Cari pensatori,
le donne non subiscono violenza solo per il 25 novembre e i giorni adiacenti,
per questo motivo vi parlo di un libro che potete trovare tutto l'anno nella
librerie.
Oggi vi dico cosa ne penso di Lui mi ama di Thora
Hjörleifsdóttir, una poetessa che per trattare una tematica così vicina a
tanti ha deciso di cambiare genere passando alla prosa.
Lui mi ama parla di Lilja, una giovane ragazza islandese che
conosce e si innamora di questo Lui. Un uomo più grande, con un passato di cui
non parla, ma anche un uomo senza volto e senza nome, perché è scelta
dell'autrice quella di non dare delle fattezze a questo personaggio.
"Dedico questo romanzo a tutte le donne che hanno parlato."
Lo stile è micidiale, diretto e penetrante come un dritto nello stomaco. È
scritto quasi come se fosse un diario personale di Lilja, dove lei condivide i
propri pensieri, quelli positivi, quelli negativi, quelli incoerenti e quelli che
cercano coerenza tra quello che prova e quello che vede. In tutto questo,
però, mancano delle date. È difficile comprendere quanto tempo trascorre e
quanto velocemente si evolvono i fatti raccontati. L'unico metro di misura è
l'aggravarsi della situazione e, nel mio caso, l'aumentare dell'angoscia e del
disagio che provavo.
Quindi sì, questo libro non è adatto a tutti. Fortunatamente, mi permetto di dire, non è tratto da una storia vera, è finzione, ma in questi casi
è sempre difficile definire la linea netta tra finzione e realtà.
Lui non alza le mani, non lascia lividi, sembra premuroso e davvero
preoccupato per l'incolumità di Lilja, ma violenza psicologica, senso di
colpa, di inadeguatezza e insistenza sono le sue armi più forti. Sono armi
subdole, dalle quali Lilja fa fatica a liberarsi, non che non lo veda, lei
capisce, in certi momenti si rende conto che la situazione nella quale si
trova non va bene, ma è come se fosse bloccata nelle sabbie mobili. Viene
bloccata dai sentimenti che lei prova nei suoi confronti, sperando sempre di essere
abbastanza per lui.
"[...] devo darci un taglio, ma non sono capace di staccarmi da lui.
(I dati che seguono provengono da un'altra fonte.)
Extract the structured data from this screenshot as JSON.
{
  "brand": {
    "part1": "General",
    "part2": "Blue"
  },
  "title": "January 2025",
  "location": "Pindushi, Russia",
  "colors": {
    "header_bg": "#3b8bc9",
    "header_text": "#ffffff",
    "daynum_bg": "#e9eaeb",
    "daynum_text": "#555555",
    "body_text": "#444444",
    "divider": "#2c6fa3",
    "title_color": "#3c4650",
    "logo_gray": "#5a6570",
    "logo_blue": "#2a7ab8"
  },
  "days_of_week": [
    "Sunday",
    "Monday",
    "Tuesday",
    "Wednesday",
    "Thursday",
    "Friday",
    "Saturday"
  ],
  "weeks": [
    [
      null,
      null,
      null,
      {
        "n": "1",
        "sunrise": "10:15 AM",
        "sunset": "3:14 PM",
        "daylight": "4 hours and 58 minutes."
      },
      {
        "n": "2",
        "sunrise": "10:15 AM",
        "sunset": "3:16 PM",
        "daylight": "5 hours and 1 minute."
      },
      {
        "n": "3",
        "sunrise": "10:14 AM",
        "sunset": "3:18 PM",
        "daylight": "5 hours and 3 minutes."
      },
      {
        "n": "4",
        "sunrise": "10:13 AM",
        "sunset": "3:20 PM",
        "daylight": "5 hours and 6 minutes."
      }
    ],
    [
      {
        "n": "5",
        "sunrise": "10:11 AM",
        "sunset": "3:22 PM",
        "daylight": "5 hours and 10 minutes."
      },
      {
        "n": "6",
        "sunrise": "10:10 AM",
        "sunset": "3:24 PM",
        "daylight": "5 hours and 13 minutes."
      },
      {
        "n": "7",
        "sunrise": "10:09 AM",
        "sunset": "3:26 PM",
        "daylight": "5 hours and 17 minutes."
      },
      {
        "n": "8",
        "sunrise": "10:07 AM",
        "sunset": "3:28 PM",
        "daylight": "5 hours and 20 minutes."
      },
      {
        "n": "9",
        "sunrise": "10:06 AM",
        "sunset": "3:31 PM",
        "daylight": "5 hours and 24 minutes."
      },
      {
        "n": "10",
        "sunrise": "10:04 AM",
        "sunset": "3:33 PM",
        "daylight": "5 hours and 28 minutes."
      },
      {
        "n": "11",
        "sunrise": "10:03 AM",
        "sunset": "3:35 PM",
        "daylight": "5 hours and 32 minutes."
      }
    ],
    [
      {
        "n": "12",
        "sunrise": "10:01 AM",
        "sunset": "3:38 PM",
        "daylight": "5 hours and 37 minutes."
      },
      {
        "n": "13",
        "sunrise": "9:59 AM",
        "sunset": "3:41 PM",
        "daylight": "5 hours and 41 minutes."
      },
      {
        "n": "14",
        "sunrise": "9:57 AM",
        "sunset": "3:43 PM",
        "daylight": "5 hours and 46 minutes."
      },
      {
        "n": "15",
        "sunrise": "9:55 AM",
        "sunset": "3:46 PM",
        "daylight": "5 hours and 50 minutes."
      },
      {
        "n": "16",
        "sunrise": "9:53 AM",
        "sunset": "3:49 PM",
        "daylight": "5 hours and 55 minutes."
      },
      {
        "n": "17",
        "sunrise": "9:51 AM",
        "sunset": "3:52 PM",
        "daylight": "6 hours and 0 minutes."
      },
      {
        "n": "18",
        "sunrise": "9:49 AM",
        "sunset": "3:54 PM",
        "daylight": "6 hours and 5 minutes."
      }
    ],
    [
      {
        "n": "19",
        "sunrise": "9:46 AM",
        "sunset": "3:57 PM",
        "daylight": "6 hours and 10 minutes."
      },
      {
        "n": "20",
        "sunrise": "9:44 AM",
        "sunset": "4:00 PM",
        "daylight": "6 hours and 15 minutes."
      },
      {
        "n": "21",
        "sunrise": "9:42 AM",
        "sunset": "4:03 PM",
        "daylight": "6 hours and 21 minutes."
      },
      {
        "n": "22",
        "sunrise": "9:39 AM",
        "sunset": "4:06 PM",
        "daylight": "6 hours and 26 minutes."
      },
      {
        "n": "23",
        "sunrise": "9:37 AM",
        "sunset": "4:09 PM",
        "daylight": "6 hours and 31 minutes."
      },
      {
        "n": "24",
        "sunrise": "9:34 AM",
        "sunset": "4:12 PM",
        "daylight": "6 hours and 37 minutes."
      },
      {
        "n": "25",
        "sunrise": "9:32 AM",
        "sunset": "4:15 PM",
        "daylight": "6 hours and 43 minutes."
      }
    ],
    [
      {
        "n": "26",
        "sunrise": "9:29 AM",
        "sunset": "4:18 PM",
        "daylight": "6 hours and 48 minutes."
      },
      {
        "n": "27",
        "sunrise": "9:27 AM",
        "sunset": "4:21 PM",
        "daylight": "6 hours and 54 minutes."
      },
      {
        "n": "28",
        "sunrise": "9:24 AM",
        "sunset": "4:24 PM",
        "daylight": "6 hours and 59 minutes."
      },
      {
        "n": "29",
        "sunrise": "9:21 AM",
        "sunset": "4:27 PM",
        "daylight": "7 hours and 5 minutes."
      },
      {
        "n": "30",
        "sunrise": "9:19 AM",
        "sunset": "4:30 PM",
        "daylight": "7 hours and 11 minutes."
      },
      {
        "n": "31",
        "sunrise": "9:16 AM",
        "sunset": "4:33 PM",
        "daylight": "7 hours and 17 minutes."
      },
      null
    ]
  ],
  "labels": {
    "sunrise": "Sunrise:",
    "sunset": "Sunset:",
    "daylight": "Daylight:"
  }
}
Se fossi una persona migliore, gli basterei."
"[...] sento che sarei disposta ad annullare me stessa per amare
quest'uomo."
"[...] vuole che smetta di fumare, e per ogni sigaretta che fumo da oggi in poi lui si scoperà otto ragazze."
In piccola parte fa vedere anche la mente di Lui, senza mai darci dei suoi
pensieri, ma leggendo attentamente è possibile scorgere qualcosa in più di lui
che permette di intuire qualcosa sulla sua psiche.
Il finale è aperto, mi aspettavo quasi seguito di questa storia, ma quando si
arriva alla fine si realizza anche che la scelta non spetta all'autrice,
spetta a Lilja, come spetta ad ogni donna che si trova (o si è trovata) in
questa situazione. Deve essere lei a decidere di salvarsi da sola o continuare
in questa relazione.
È un libro che consiglio a chiunque dai 16 anni in su. Ripeto, il contenuto è
fittizio ma con un linguaggio volgare e scene esplicite. ⭐⭐⭐⭐ stelle
perché arriva dove vuole arrivare.
Pensate di leggerlo? Conoscete altri libri che trattano questa tematica?